Last summer, Khedri said everyone in his gym was like, “What is going on with this kid? He’s like a beast.”

“Yep, that’s the attitude of a real professional athlete who wants to become better day by day,” Khedri would tell them.

Aitcheson also decided to stick with the small circle he surrounded himself with. Khedri insisted he could have gone to bigger trainers and that he had opportunities to train with NHL stars under revered coaches like Gary Roberts and Matt Nichol.

“(But) he didn’t want to get sidetracked,” Khedri said. “That speaks volumes about him. That shows to me that he appreciates the people that have helped him get this far. He doesn’t think he climbed it himself. He knows there are people behind him who’ve supported him.”

It’s also Aitcheson who Williamson says he’s lucky to coach — and who Williamson gave a letter to this year.
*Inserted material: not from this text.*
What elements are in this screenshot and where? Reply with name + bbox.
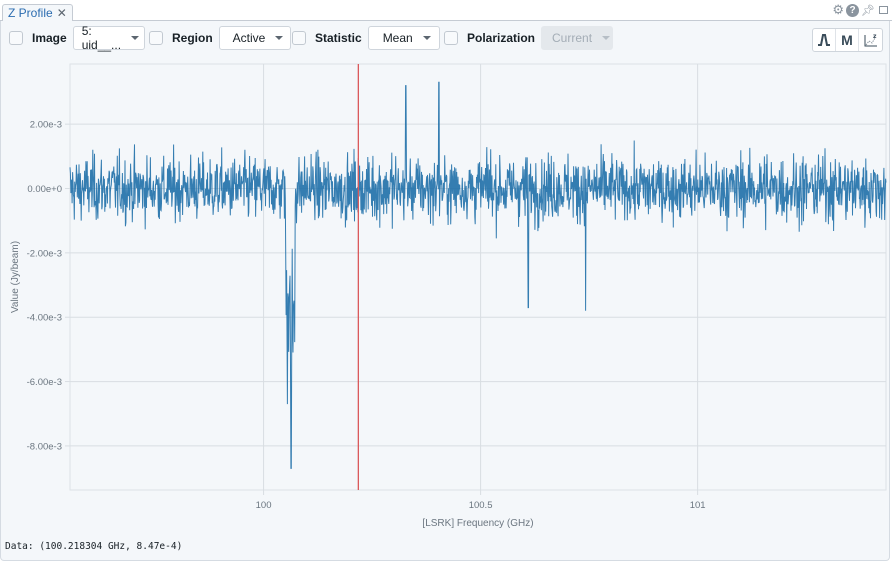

He calls him an outstanding teammate who is very coachable and doesn’t let things go to his head.

“Kash is just one of those guys where there’s no bad days,” Williamson said. “My first guy that I felt lucky with was Bryan Little and Kash is just another one of those guys where it’s an awfully fun three, four years to be able to work and help develop him for his dreams.”

And maybe most importantly, as Matheson put it, “He’s different than what you see on the ice.”

“On the ice, usually by the end of the game, the other team does not like him very much. And if he’s on the road, usually the other crowd doesn’t like him very much,” Matheson said, chuckling. “But if you spend even five minutes talking to him, I don’t know how you cannot like him.”